Fitch Ratings has downgraded three classes and affirmed one class of Wilbraham CBO issued notes. Wilbraham is a collateralized debt obligation that is managed by Babson Capital Management and consists of high-yield bonds and loans. Exposure to bankrupt airlines contributed to the move. Wilbraham's portfolio has $7 million worth of unsecured exposure to Delta Air Lines and Northwest Airlines. This allocation makes up 4.6% of the overall portfolio of $151.7 million. In addition, Tenet Healthcare and Dana Corp. make up 5.2% of the portfolio and they are both under ratings watch negative by Fitch.
"The downgrade relates to Wilbraham's negative ratings exposure to corporate credits Delta, Northwest, Tenet, Dana and Collins & Aikman.

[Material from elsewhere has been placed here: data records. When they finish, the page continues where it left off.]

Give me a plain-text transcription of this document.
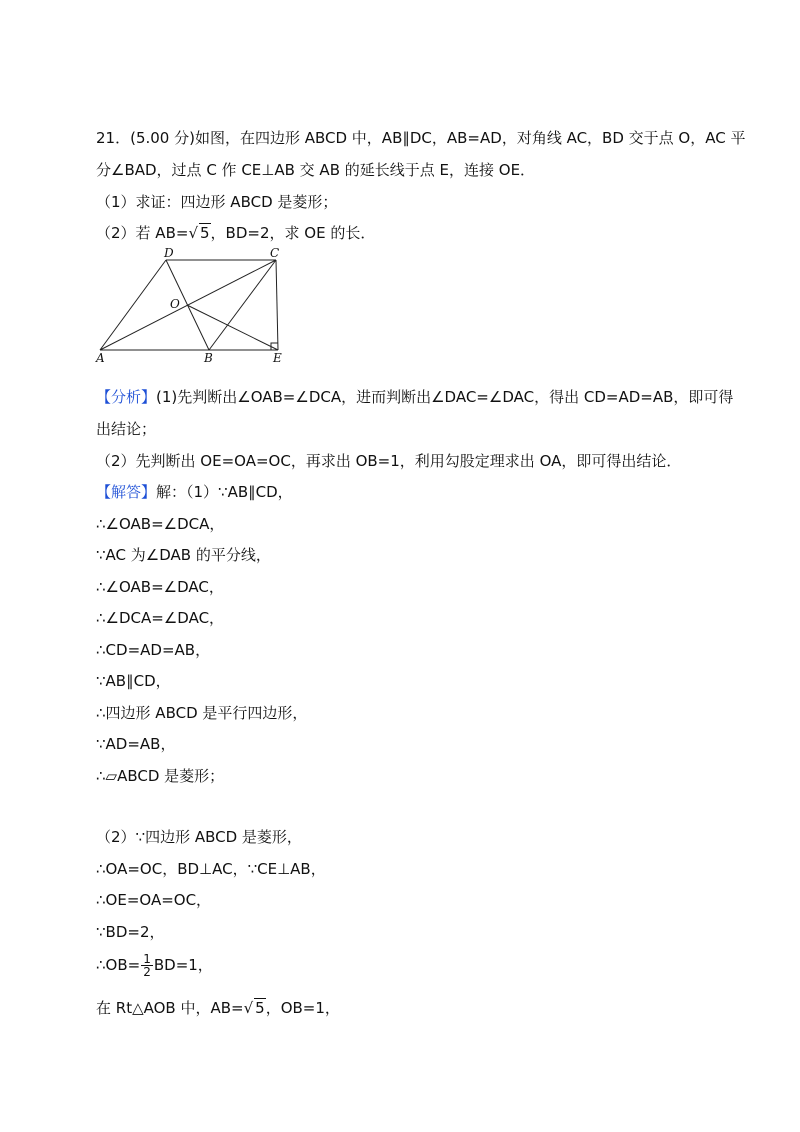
21．(5.00 分)如图，在四边形 ABCD 中，AB∥DC，AB=AD，对角线 AC，BD 交于点 O，AC 平
分∠BAD，过点 C 作 CE⊥AB 交 AB 的延长线于点 E，连接 OE．
（1）求证：四边形 ABCD 是菱形；
（2）若 AB=√ 5，BD=2，求 OE 的长．
D	C
O
A	B	E
【分析】(1)先判断出∠OAB=∠DCA，进而判断出∠DAC=∠DAC，得出 CD=AD=AB，即可得
出结论；
（2）先判断出 OE=OA=OC，再求出 OB=1，利用勾股定理求出 OA，即可得出结论．
【解答】解：（1）∵AB∥CD，
∴∠OAB=∠DCA，
∵AC 为∠DAB 的平分线，
∴∠OAB=∠DAC，
∴∠DCA=∠DAC，
∴CD=AD=AB，
∵AB∥CD，
∴四边形 ABCD 是平行四边形，
∵AD=AB，
∴▱ABCD 是菱形；
（2）∵四边形 ABCD 是菱形，
∴OA=OC，BD⊥AC，∵CE⊥AB，
∴OE=OA=OC，
∵BD=2，
∴OB= $\frac{1}{2} BD=1$，
在 Rt△AOB 中，AB=√ 5，OB=1，
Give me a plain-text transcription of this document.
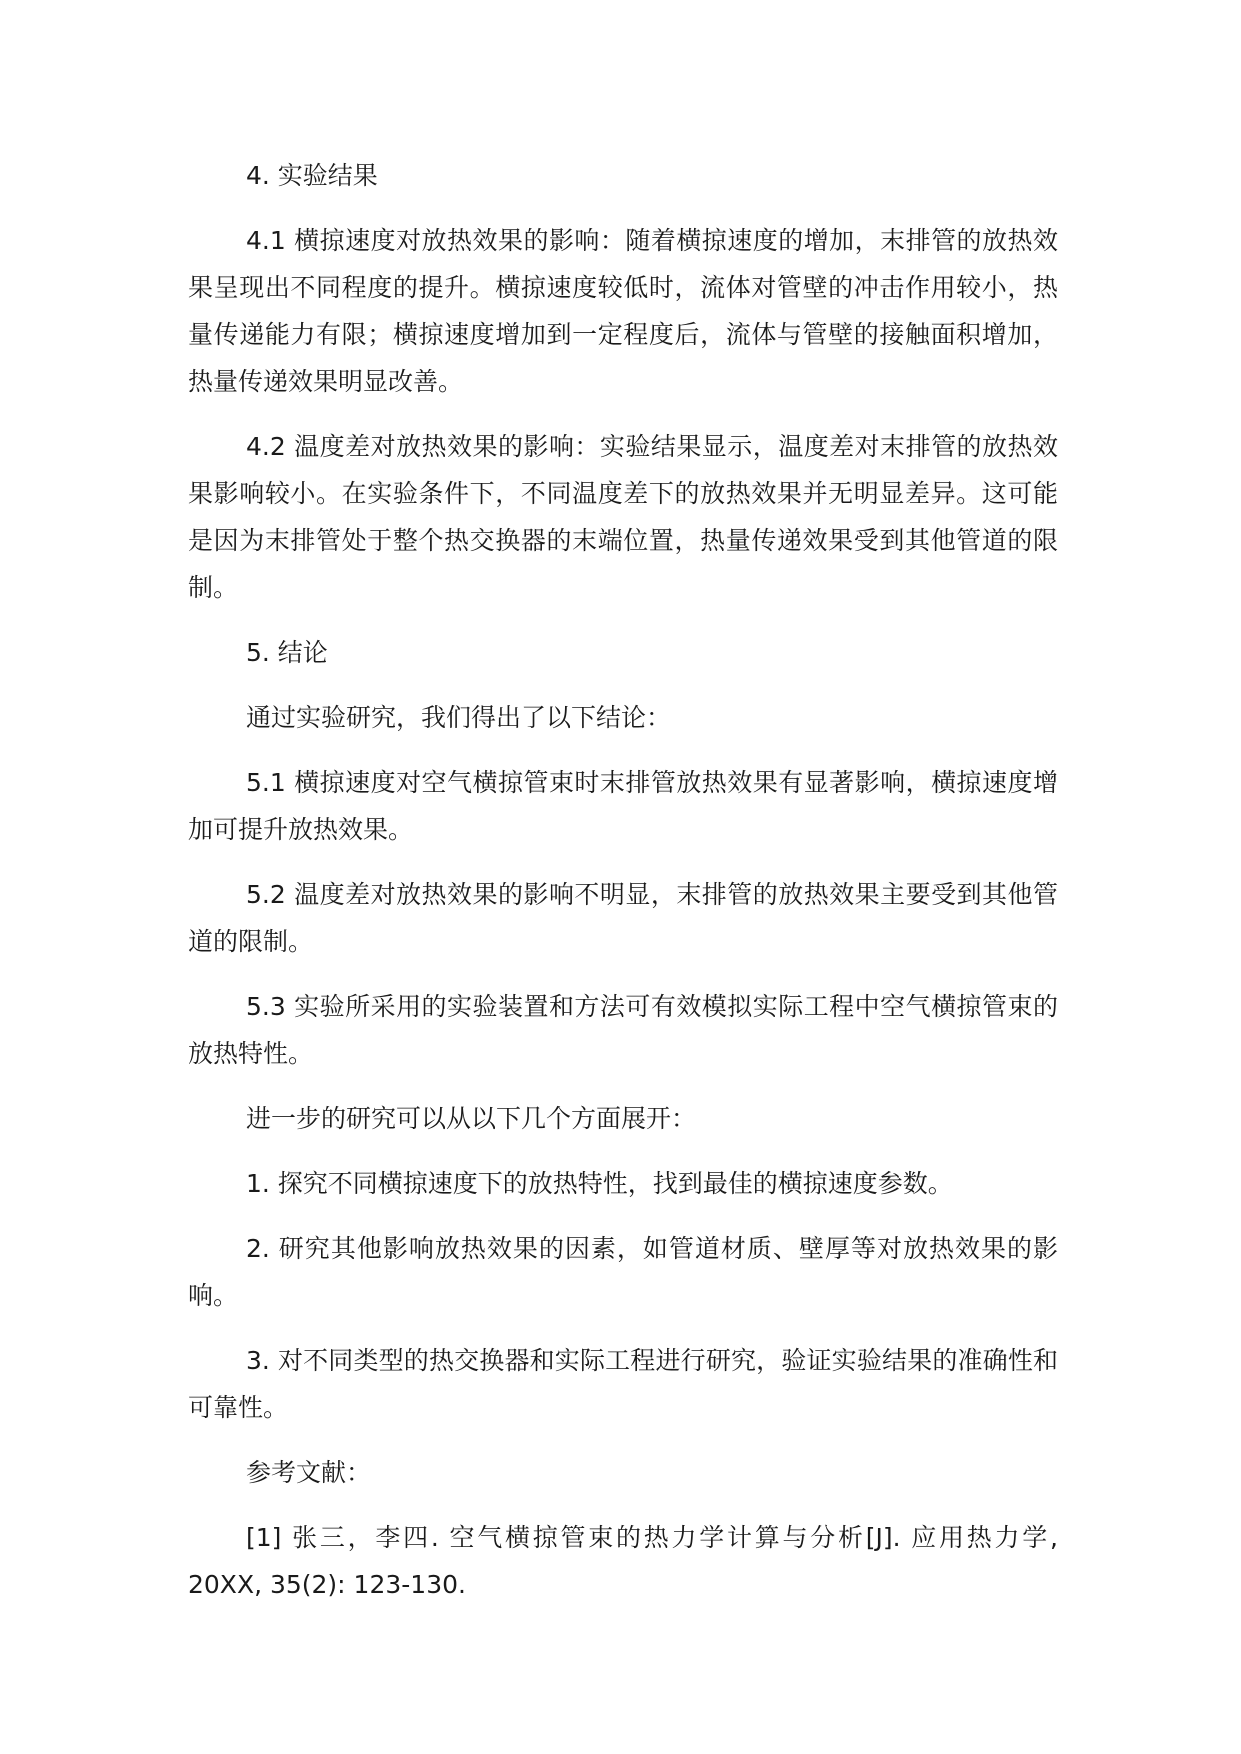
4. 实验结果

4.1 横掠速度对放热效果的影响：随着横掠速度的增加，末排管的放热效果呈现出不同程度的提升。横掠速度较低时，流体对管壁的冲击作用较小，热量传递能力有限；横掠速度增加到一定程度后，流体与管壁的接触面积增加，热量传递效果明显改善。

4.2 温度差对放热效果的影响：实验结果显示，温度差对末排管的放热效果影响较小。在实验条件下，不同温度差下的放热效果并无明显差异。这可能是因为末排管处于整个热交换器的末端位置，热量传递效果受到其他管道的限制。

5. 结论

通过实验研究，我们得出了以下结论：

5.1 横掠速度对空气横掠管束时末排管放热效果有显著影响，横掠速度增加可提升放热效果。

5.2 温度差对放热效果的影响不明显，末排管的放热效果主要受到其他管道的限制。

5.3 实验所采用的实验装置和方法可有效模拟实际工程中空气横掠管束的放热特性。

进一步的研究可以从以下几个方面展开：

1. 探究不同横掠速度下的放热特性，找到最佳的横掠速度参数。

2. 研究其他影响放热效果的因素，如管道材质、壁厚等对放热效果的影响。

3. 对不同类型的热交换器和实际工程进行研究，验证实验结果的准确性和可靠性。

参考文献：

[1] 张三，李四. 空气横掠管束的热力学计算与分析[J]. 应用热力学, 20XX, 35(2): 123-130.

It's not unlike several other deals in the same vintage, but it is more pronounced due to its cumulative exposure to these debts," said Marion Silverman, an analyst at Fitch.
Around $106 million of class A-1 notes were affirmed by Fitch as AA while $19 million of class A-2 notes have been downgraded from BBB- to BB+. Almost $9 million of B-1 notes have been downgraded to C from CC and about $26 million of class B-2 notes have also been downgraded from CC to C. Just under $31 million of class C notes remained at their current rating of C.
The three downgraded ratings are the result of a continued deterioration of collateral that has been enhanced by the application of principle proceeds to pay interest to the class A-1 and A-2 notes. The class A-1 notes still have around 46.3% of the original balance outstanding. The class B and C notes are expected to continue to capitalize interest for the next several years. However, it remains unlikely that either of the notes will receive any new cash flow.